The report recommends further savings by reducing ambulance staffing from three to two firefighters. “While staffing three personnel on an ambulance is consistent with other Cape Cod Fire Departments,” the consultants wrote, “this is not the practice throughout most of the rest of the country… maintaining a 5-person crew with a 4-person minimum staffing, and staffing at least one paramedic on the engine/ladder truck will effectively double the number of units in service daily, reduce the costs of providing EMS transport, and have the ability to provide a second paramedic when required.”

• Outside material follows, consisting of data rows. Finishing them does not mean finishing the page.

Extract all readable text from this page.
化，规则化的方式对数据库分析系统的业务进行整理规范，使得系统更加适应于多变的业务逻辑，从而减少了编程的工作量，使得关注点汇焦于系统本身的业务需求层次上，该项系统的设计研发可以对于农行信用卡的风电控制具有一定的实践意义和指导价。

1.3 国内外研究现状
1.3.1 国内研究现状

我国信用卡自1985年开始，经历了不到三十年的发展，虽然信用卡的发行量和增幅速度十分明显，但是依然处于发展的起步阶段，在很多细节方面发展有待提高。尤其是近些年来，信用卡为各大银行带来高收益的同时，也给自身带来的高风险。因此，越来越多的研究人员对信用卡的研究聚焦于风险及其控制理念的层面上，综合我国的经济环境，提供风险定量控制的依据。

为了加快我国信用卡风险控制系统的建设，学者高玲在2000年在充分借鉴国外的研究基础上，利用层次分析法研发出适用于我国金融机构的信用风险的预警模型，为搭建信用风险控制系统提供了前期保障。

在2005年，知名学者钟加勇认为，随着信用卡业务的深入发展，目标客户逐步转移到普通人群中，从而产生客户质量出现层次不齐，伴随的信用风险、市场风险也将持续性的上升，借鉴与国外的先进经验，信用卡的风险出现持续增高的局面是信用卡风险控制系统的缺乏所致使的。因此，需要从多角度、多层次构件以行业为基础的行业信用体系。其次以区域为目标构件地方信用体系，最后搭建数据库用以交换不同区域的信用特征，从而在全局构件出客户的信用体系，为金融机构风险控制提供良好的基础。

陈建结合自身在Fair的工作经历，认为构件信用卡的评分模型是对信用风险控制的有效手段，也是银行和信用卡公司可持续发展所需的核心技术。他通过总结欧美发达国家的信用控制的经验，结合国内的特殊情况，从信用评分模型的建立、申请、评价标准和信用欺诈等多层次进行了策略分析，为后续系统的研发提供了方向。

By eliminating routine callback overtime for EMS calls, the report found that the restriction that firefighters hired after March 8, 2000, must live within a seven-mile radius of the station could be loosened. “This is important because the recruitment of new firefighters has become increasingly more challenging for the Orleans Fire Department in recent years,” the consultants wrote.

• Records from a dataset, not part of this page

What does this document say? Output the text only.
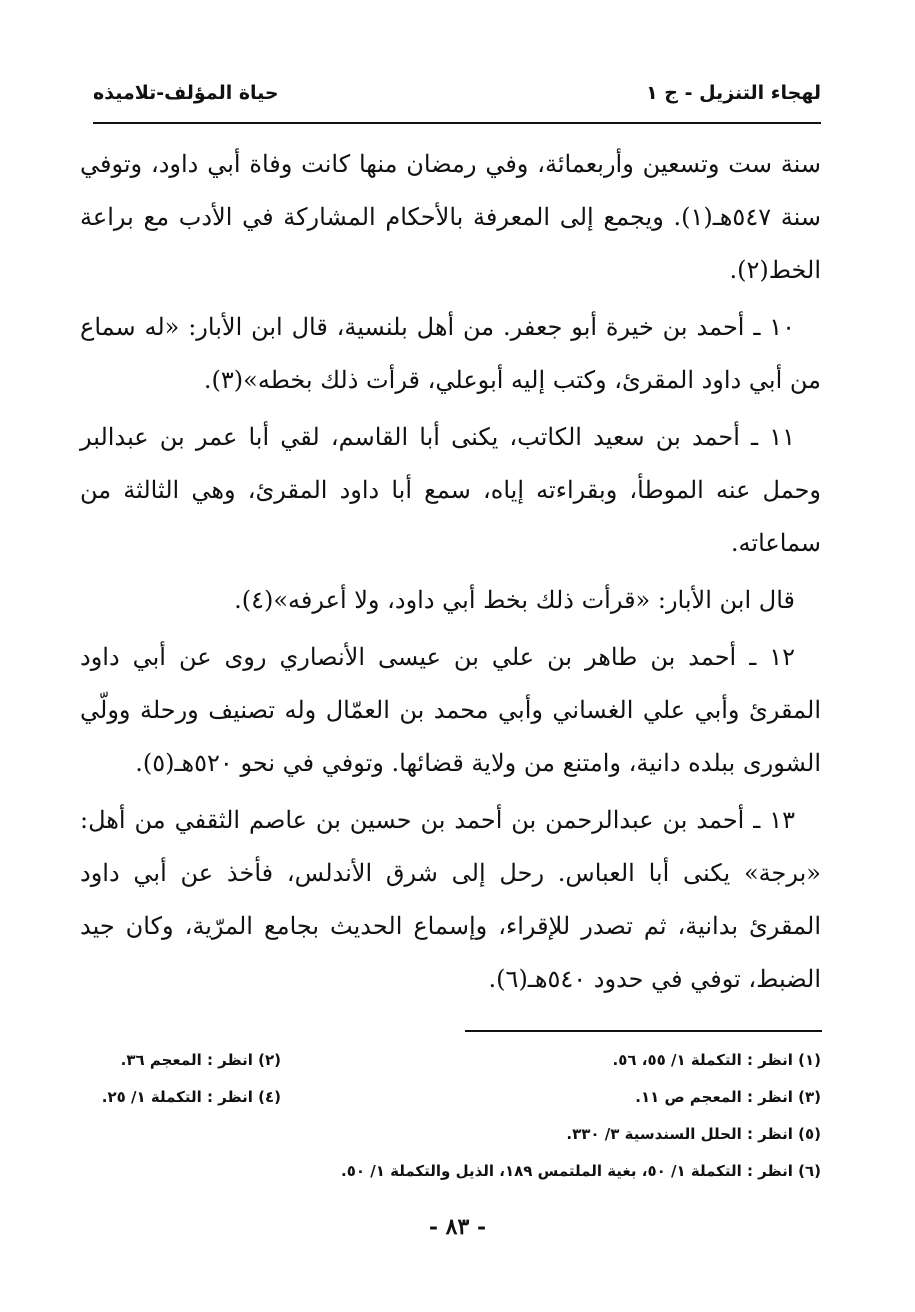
لهجاء التنزيل - ج ١
حياة المؤلف-تلاميذه

سنة ست وتسعين وأربعمائة، وفي رمضان منها كانت وفاة أبي داود، وتوفي سنة ٥٤٧هـ(١). ويجمع إلى المعرفة بالأحكام المشاركة في الأدب مع براعة الخط(٢).

١٠ ـ أحمد بن خيرة أبو جعفر. من أهل بلنسية، قال ابن الأبار: «له سماع من أبي داود المقرئ، وكتب إليه أبوعلي، قرأت ذلك بخطه»(٣).

١١ ـ أحمد بن سعيد الكاتب، يكنى أبا القاسم، لقي أبا عمر بن عبدالبر وحمل عنه الموطأ، وبقراءته إياه، سمع أبا داود المقرئ، وهي الثالثة من سماعاته.

قال ابن الأبار: «قرأت ذلك بخط أبي داود، ولا أعرفه»(٤).

١٢ ـ أحمد بن طاهر بن علي بن عيسى الأنصاري روى عن أبي داود المقرئ وأبي علي الغساني وأبي محمد بن العمّال وله تصنيف ورحلة وولّي الشورى ببلده دانية، وامتنع من ولاية قضائها. وتوفي في نحو ٥٢٠هـ(٥).

١٣ ـ أحمد بن عبدالرحمن بن أحمد بن حسين بن عاصم الثقفي من أهل: «برجة» يكنى أبا العباس. رحل إلى شرق الأندلس، فأخذ عن أبي داود المقرئ بدانية، ثم تصدر للإقراء، وإسماع الحديث بجامع المرّية، وكان جيد الضبط، توفي في حدود ٥٤٠هـ(٦).

(١) انظر : التكملة ١/ ٥٥، ٥٦.
(٢) انظر : المعجم ٣٦.
(٣) انظر : المعجم ص ١١.
(٤) انظر : التكملة ١/ ٢٥.
(٥) انظر : الحلل السندسية ٣/ ٣٣٠.
(٦) انظر : التكملة ١/ ٥٠، بغية الملتمس ١٨٩، الذيل والتكملة ١/ ٥٠.
- ٨٣ -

The report includes 30 short-, mid-, and long-term recommendations spread over the next three years that range from setting up a labor-management committee of two union representatives, the chief and the deputy chief, to providing additional support for the fire inspector’s office. Running throughout the list is the theme of better planning efforts.

An “external customer survey” found “overwhelmingly” that the department “was both professional and caring,” with many respondents concerned about the condition and size of the current station. A matching internal survey of staff found a desire for more training, including off-duty and live fire learning opportunities. In addition to better communication, ways to improve morale included “better wages and settling the contract.” The internal study found unanimous agreement that existing facilities are not in good repair and are not adequate to meet the needs of the department.

“One concern that was repeatedly expressed during interviews with both the management and labor of the Orleans Fire Department was the disparity between the salaries in the (OFD) and those offered by other fire departments in Cape Cod…,” according to the report. “The Orleans collective bargaining agreement contract expired in 2018, which is a secondary detractor to salary in the Town’s ability to attract new paramedic firefighters.”

The base salary at the 2018 level for an Orleans EMT-paramedic is $53,716. This compares with the following 2020 rates: Eastham $59,263, Brewster $60,495, Chatham $62,028, and Harwich $72,899.

“The culture that currently exists within the Orleans Fire Department is not a positive work environment and is not contributing to the overall success of the organization,” the report declares. “It is ESCI’s opinion that most, but not all, of the fire department members that attended the workshop with ESCI could be an asset for drastically improving the culture of the Orleans Fire Department if they were placed under the direction of a strong fire chief who clearly communicated with them the plan for the future and also demonstrated a willingness to support them in their efforts to implement that plan.”